- Warren Buffett boosts stakes in Japanese trading houses, eyes long-term investments.
- Earnings yield, dividends, and diversified operations make these companies attractive to Buffett.
- Berkshire Hathaway is open to further dealmaking opportunities with the firms.
Warren Buffett, the big-shot billionaire, was straight-up baffled by the chance to buy into five Japanese trading houses a couple of years ago.
Buffett, chatting with CNBC's Becky Quick on "Squawk Box" from Tokyo, was like,
"I couldn't believe we could get in on these companies!"
They were basically offering an earnings yield of around 14%, with dividends set to grow. Talk about a sweet deal!
Our main man, who also happens to be the chairman and CEO of Berkshire Hathaway, recently announced that he's boosted his stakes in each of the five major Japanese firms to 7.4%. He's even considering throwing more cash their way! His trip to Japan? Just a cool way to show these companies some love.
Now, if you're not familiar with "earnings yield," it's basically the profit per share divided by the share price. It's a favorite metric for value investors like Buffett, and the higher the number, the better the bang for their buck.
Buffett, who's a spry 92 years old, said on Wednesday that Berkshire's plan is to hold onto these investments for 10 to 20 years. They could even raise their stakes in the trading houses to 9.9%, but only with the green light from the firms' boards of directors.
What about making deals? Greg Abel, Berkshire's vice chairman of non-insurance operations and Buffett's likely successor, hinted that they're totally open to any extra opportunities with these firms. He said they'd be all over it in a flash, and they've got plenty of dough to back it up.
Fun fact: Buffett first snagged stakes in these firms back in August 2020 as a 90th birthday present to himself, dropping a cool $6 billion. The companies are Mitsubishi Corp., Mitsui & Co., Itochu Corp., Marubeni, and Sumitomo.

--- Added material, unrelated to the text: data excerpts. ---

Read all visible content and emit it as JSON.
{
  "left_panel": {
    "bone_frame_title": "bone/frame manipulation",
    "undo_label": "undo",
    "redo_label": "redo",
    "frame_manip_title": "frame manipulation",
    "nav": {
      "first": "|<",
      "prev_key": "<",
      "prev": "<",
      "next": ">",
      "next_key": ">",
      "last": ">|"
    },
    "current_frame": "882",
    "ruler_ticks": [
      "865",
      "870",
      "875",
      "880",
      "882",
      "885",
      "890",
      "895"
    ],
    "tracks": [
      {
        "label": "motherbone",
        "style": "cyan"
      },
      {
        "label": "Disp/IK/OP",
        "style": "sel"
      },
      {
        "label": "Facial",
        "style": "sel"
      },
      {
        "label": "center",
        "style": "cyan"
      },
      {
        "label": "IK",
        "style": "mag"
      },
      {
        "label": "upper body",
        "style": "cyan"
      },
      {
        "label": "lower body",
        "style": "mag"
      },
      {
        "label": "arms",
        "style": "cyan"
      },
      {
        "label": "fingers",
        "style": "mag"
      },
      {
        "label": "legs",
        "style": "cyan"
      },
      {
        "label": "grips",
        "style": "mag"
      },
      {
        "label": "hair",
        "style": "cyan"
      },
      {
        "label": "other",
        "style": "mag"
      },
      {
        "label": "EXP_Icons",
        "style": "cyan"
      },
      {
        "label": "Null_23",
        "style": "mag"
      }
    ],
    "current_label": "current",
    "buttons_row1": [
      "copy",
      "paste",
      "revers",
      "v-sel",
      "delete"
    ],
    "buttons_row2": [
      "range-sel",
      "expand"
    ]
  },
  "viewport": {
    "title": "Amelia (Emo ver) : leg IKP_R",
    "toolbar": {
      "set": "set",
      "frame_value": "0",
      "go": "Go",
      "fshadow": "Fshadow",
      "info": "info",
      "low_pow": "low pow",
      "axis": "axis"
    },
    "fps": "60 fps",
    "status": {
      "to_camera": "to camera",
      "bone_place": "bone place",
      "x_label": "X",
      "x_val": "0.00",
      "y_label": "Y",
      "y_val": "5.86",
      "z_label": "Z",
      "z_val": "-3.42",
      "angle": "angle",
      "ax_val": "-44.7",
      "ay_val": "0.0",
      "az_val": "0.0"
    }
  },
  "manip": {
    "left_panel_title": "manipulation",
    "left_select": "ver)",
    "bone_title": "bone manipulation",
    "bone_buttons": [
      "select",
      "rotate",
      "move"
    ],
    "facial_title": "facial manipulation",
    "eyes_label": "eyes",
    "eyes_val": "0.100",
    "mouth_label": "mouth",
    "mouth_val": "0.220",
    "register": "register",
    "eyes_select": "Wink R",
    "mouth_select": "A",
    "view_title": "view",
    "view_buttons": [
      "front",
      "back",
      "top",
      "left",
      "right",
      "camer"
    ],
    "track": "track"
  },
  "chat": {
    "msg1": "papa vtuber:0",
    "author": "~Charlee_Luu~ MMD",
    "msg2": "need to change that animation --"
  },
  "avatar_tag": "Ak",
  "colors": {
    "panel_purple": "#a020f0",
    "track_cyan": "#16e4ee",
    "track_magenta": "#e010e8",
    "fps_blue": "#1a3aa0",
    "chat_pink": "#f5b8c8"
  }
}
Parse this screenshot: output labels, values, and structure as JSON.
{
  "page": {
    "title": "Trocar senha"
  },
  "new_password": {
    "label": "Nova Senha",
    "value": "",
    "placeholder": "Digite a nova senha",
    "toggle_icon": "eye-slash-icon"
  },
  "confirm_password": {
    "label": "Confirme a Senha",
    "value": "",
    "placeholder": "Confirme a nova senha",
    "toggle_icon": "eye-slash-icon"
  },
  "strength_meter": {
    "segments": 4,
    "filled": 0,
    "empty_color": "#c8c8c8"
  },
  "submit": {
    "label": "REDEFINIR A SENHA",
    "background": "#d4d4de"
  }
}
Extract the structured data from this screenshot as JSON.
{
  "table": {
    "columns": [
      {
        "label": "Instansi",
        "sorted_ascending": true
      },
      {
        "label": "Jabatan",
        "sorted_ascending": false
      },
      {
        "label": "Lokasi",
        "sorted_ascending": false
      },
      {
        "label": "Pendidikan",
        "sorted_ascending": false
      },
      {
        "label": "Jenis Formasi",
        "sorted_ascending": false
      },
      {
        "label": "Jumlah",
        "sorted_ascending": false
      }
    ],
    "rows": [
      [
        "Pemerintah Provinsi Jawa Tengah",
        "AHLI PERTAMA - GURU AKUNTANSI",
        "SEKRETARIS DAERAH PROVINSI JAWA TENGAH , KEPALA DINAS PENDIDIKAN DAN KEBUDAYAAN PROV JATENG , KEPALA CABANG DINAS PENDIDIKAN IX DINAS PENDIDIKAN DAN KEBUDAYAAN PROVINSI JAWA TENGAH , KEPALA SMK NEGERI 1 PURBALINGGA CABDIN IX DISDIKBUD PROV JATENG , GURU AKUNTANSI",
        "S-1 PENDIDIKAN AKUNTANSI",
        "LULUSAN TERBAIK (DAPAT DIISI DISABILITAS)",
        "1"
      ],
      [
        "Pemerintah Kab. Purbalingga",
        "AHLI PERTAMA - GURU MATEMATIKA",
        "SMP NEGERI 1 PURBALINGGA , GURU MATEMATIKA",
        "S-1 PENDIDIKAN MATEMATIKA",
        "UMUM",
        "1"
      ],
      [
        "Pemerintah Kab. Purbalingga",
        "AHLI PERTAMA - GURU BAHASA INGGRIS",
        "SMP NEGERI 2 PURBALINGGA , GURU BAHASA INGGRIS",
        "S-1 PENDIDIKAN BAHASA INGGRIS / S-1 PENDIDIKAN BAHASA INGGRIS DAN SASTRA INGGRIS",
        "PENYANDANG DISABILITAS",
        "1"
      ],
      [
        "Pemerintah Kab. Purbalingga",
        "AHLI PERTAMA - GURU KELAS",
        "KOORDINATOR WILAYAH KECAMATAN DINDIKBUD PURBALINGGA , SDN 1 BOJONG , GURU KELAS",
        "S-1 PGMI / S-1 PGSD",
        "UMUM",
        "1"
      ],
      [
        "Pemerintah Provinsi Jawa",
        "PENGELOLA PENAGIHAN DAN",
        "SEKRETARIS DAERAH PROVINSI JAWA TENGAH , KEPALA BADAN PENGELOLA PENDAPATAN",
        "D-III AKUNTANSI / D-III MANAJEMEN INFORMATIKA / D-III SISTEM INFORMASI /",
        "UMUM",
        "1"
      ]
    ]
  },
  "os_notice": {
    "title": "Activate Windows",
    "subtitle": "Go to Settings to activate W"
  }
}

These Japanese trading houses, known as sogo shosha, are kinda like conglomerates that deal in a whole bunch of products and materials. They've played a huge part in boosting Japan's economy to the global stage, importing stuff like metals, textiles, and food.
Sure, some investors have thrown shade at these companies for their complicated operations and growing exposure to risks overseas. But for Buffett, their diverse operations are part of the charm. Plus, they've got those sweet, sweet high dividend yields and free cash flow.